Il colore indiscusso del 2019 è stato ed è ancora il living coral, un corallo vivace e acceso che mescola rosa, arancione e pesca. La sua presenza si è fatta subito sentire, già agli inizi dell’anno, sulle passerelle di tutto il mondo: stilisti del calibro di Marc Jacobs hanno utilizzato il pantone e le sue sfumature per abiti, make up e acconciature, seguiti a ruota libera da star come Sienna Miller ed Emma Stone, che hanno sfoggiato look mozzafiato in occasione di eventi mondani.
Il segreto del suo successo sta nella sua versatilità: infatti, pur essendo un colore eccentrico, è assolutamente indossabile e alla portata di tutti. In fatto di capelli, ad esempio, è piuttosto diffuso per schiariture sulle punte, abbinato a radici scure e molto naturali; una sorta di shatush su base rosa, insomma! Il risultato, poi, è estremamente delicato perché tende al pesca, o fa uso di meches rosate che non risultano per niente invadenti. Basti pensare che anche un personaggio sempre sobrio, molto costante nei look e poco avvezzo ai cambiamenti in termini di hair style come Julia Roberts ha deciso di dare un tocco di rosa alla propria capigliatura, senza scadere nell’inappropriato.
Questo perché le sfumature proposte dal living coral vanno bene per donne di qualunque età, dalle adolescenti alle mamme, senza farle apparire esagerate o sentire fuori luogo. Tra l’altro, è un colore che si presta sia per l’estate che per l’inverno, fattore che pianta tutti i presupposti per una sua permanenza anche per i prossimi mesi.
Bionde o more, chiare o scure: a chi sta bene il living coral
Per ottenere un risultato perfetto, l’ideale è quello di decolorare inizialmente i capelli, in modo da eliminare il pigmento naturale e facilitare l’effetto dolce e luminoso tipico del living coral. Se si preferisce saltare lo step della schiaritura, la tinta può essere applicata direttamente sui capelli ottenendo, ovviamente, effetti completamente diversi: sul biondo predominerà il rosa, sui capelli scuri l’arancione.
In ogni caso, qualunque sia l’effetto finale, una cosa è certa: il living coral sta bene a chiunque! La base migliore è data da pelli chiare, che enfatizzano i colori naturali come rosa, pesca e, appunto, corallo. Un po’ meno adatte le pelli scure o olivastre, ma è comunque possibile giocare con delle sfumature maggiormente tendenti al rosso. Nessuna imposizione, invece, sul fronte taglio: il corallo si adatta perfettamente sia a tagli corti e sbarazzini, sia a capigliature più lunghe e classiche.
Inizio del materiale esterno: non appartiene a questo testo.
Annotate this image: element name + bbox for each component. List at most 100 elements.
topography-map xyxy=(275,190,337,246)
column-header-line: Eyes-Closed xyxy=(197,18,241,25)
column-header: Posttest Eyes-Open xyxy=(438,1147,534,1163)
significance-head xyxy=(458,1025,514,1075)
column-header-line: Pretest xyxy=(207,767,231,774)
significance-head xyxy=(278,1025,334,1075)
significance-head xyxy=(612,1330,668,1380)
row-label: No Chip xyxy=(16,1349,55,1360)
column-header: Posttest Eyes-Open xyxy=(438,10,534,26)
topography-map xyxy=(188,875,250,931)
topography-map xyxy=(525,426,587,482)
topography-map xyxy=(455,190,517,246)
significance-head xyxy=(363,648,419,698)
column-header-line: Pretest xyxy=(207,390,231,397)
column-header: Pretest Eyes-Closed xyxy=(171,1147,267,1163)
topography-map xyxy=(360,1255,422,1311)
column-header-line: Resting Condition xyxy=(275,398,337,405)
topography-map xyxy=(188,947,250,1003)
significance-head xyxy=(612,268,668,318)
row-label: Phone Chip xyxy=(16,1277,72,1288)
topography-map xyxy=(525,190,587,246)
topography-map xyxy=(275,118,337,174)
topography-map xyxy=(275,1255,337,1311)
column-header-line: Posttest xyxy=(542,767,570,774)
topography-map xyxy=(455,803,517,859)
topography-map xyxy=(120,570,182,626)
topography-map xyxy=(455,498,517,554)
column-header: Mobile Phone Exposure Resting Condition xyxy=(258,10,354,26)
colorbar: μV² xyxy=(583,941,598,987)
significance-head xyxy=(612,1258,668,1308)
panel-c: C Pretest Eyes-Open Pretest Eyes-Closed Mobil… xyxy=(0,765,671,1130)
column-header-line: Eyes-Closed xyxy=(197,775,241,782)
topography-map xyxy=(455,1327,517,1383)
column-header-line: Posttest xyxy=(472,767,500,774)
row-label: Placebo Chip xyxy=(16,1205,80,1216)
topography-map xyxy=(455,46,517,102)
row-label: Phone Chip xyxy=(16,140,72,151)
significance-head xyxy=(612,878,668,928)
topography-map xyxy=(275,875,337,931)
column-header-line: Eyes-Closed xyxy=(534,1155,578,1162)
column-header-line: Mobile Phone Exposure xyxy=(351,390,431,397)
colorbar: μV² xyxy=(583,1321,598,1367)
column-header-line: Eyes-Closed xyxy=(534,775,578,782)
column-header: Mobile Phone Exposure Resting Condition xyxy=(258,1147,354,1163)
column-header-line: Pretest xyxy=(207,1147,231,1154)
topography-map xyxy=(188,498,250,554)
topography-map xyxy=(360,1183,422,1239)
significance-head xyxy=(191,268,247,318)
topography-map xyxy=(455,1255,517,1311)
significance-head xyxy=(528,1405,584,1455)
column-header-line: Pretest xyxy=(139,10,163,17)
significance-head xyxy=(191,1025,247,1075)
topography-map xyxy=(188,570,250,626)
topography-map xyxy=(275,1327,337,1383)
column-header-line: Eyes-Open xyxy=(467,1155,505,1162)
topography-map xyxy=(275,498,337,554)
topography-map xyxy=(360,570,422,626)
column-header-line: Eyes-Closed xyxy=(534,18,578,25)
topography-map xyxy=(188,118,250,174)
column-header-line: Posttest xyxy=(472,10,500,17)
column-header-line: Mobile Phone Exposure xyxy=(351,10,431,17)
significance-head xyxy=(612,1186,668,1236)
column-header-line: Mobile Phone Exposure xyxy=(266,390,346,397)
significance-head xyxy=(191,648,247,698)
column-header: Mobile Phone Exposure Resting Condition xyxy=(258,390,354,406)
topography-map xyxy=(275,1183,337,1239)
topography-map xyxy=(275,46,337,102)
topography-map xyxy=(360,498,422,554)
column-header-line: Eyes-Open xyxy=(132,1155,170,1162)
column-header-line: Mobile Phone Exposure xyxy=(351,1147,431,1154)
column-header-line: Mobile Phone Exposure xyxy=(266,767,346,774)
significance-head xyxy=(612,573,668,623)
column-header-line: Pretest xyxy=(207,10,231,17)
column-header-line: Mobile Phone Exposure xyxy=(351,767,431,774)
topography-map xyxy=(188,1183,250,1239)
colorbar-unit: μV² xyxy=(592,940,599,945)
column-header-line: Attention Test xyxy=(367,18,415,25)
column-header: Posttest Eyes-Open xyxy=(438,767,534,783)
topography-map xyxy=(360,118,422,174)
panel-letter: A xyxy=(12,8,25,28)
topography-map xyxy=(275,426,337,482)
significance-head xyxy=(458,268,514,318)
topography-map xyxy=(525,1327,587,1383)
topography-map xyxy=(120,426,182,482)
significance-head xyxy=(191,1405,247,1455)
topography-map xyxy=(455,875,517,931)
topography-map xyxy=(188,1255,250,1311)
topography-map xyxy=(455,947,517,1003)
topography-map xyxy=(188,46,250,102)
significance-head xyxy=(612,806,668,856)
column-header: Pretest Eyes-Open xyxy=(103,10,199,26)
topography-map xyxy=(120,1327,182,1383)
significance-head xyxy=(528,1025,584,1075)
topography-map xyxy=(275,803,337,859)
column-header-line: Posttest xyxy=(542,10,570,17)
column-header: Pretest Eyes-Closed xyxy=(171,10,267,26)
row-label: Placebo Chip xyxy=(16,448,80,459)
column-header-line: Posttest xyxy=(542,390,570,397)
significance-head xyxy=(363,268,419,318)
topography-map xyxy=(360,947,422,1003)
Questi ultimi, tra l’altro, si prestano molto bene per un balayage che mischia il biondo al corallo: le sfumature dorate, mixate al corallo, rendono il volto più armonico e luminoso.
Come mantenere vivo e lucente il living coral
In generale, l’estate tende a far durare meno qualunque tipologia di tinta e, nello specifico, quelle applicate dopo decolorazione o che tendono a sfumature molto chiare. Il sole, il mare, la sabbia, il vento sono solo alcuni fattori che influiscono sul danneggiamento non solo del colore, ma dell’interno capello e, a stagione terminata, è bene prendersene cura per arginare danni peggiori.
Il suggerimento più ovvio è quello di recarsi dal parrucchiere almeno una volta al mese, in modo che possa monitorare la ricrescita ed, eventualmente, riprendere la tinta in modo da rinvigorirla.
A parte questo, una cura costante e quotidiana anche tra le mura di casa è sicuramente importante. Per diversi aspetti risulta anche un’ottima scelta in termini economici, non solo di salute. Occuparsi della tonalizzazione da sé, ad esempio, è facilissimo con una maschera pigmentata da tenere semplicemente in posa per 10-15 minuti.
Prediligere una linea professionale di prodotti per i capelli colorati offre diversi vantaggi per una chioma brillante e sana anche dopo la decolorazione; ne è esempio la gamma OP|BLONDE, rinomata per l’azione rigenerante sui capelli rovinati, ma progettata su misura delle chiome schiarite.
Nello specifico, è consigliabile applicare maschere e i trattamenti per capelli per mantenere il colore più a lungo ed evitare che la chioma si danneggi a causa di ritocchi periodici, decolorazioni e utilizzo di strumenti a caldo. Integrare nella propria hair routine un siero ristrutturante da applicare prima di effettuare lo shampoo e un leave-in a a base di minerali bio-chelati dopo essere usciti dalla doccia, non richiede alcuno sforzo ma offre ai capelli tutte sostanze benefiche di cui necessitano per rimanere in salute.